Mohon tunggu...
Dean Ruwayari
Dean Ruwayari Mohon Tunggu... Human Resources - Geopolitics Enthusiast

Belakangan doyan puisi. Tak tahu hari ini, tak tahu esok.

Selanjutnya

Tutup

Politik Artikel Utama

Apa Sebenarnya "Game Plan" China di Afghanistan?

7 September 2021   14:59 Diperbarui: 8 September 2021   13:01 1884
+
Laporkan Konten
Laporkan Akun
Kompasiana adalah platform blog. Konten ini menjadi tanggung jawab bloger dan tidak mewakili pandangan redaksi Kompas.
Lihat foto
Menlu China Eang Yi saat menerima kunjungan petinggi Taliban di China. Sumber: KompasTV

Amerika Serikat telah menyelesaikan penarikan pasukan dari Afghanistan dengan tergesa-gesa dan bisa dibilang telah 'mempermalukan' Washington serta sekutunya NATO.

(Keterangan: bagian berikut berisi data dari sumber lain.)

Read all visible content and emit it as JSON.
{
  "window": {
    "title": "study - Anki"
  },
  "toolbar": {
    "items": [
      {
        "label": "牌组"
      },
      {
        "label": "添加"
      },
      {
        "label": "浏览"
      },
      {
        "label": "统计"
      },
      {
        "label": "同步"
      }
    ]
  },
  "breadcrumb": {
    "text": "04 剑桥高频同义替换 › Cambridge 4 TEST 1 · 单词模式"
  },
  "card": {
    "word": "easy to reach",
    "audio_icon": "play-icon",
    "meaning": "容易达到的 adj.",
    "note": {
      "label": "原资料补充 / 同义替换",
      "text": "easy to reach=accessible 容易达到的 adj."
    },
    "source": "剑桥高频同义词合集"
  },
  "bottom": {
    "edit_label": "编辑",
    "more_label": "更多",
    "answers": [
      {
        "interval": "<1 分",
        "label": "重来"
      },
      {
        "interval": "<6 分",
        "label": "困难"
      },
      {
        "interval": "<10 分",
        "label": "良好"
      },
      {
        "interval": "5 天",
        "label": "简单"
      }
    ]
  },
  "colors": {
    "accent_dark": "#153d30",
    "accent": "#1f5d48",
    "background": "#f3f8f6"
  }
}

Lebih dari 123 ribu orang telah diterbangkan dari Afghanistan sejak jatuhnya Kabul-- setelah 20 tahun intervensi militer asing.

Penerbangan militer AS terakhir lepas landas dari bandara internasional Hamid Karzai dilakukan satu menit sebelum tengah malam. 

Setelahnya, Taliban melepaskan tembakan perayaan di seluruh Kabul dan juru bicara mereka memberi selamat kepada warga Afghanistan atas kemenangan mereka. 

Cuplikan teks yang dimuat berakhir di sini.